THE CLARION-LEDGER/ Message found in Killen’s sentence

Posted

Some in the national media and in the ranks of those for whom racial strife is a cottage industry chose to point to the fact that Edgar Ray Killen was convicted of three counts of manslaughter rather than murder as evidence that Mississippi is still mired in racial discord.

Call it what you will — murder, manslaughter, conspiracy, lynching, whatever — the bottom line is that on June 21, 1964, three young men were killed in Neshoba County because a lawless mob of Ku Klux Klansmen didn’t agree with their politics, their race and their religion.

Different visions

The world saw three idealistic young men trying to educate rural black Mississippians and help them register to vote.

The Klan saw “two Jews and a Negro.” They saw “communists.” They saw “outside agitators.”

What the Klan mob didn’t see were human beings whose lives were valuable.

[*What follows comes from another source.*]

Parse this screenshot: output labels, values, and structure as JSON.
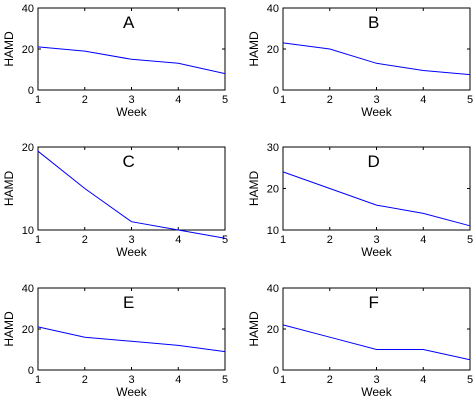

On June 21, 2005, Edgar Ray Killen was convicted of three counts of manslaughter for his role in organizing those killings.

What message is the world to draw regarding what changed over that 41-year span of time in Mississippi? Or is there any message at all?

What does it all mean?

For Mississippians, if not for the world watching on television, the message actually sent in the Killen trial came at his sentencing by Eighth District Circuit Judge Marcus Gordon.

Gordon sentenced Killen — who had preached the funerals of both the judge’s mother and father — to the maximum sentence available of 60 years in prison. Given Killen’s age and poor health, that’s a life sentence without the probability of parole.

That sentence was handed to a man 80 years old who survived two broken legs in a logging accident in the last several weeks — a frail man who is clearly not in good health.

Gordon’s message in the sentence was clear — Killen’s crime was a major crime that demanded major punishment. The message sent, and for the most part received across the state, is that race-based crimes will no longer be winked at by local or state courts in Mississippi.

Gordon, as District Attorney Mark Duncan and Attorney General Jim Hood had done during the prosecution’s Monday closing arguments, made clear that Mississippi is no longer a playground for cowards who hide behind sheets and hoods and flaming crosses.

Delayed, not denied

As in the cases of the late Byron De La Beckwith (in the slaying of Medgar Evers) and that of Sam Bowers (in the slaying of Vernon Dahmer) before him, Killen came into the Neshoba County Courthouse smug and self-possessed that he would beat the rap as he had done in a 1967 federal trial.

He left in a yellow prison jumpsuit facing the rest of his life alone in a jail cell. In handing Killen the maximum sentence available, Gordon stated that Mississippi’s vision in 2005 is that “each life has value, each life is equally as valuable as the other life .”

Neshoba Countians have set about the hard work of racial reconciliation in the most glaring of spotlights. Killen’s conviction doesn’t rewrite history, but it provides a hopeful epilogue to that frightening history.

Would that the rest of America work as hard for as long to wash the stains of old hatreds and past sins away and work together to build a better future.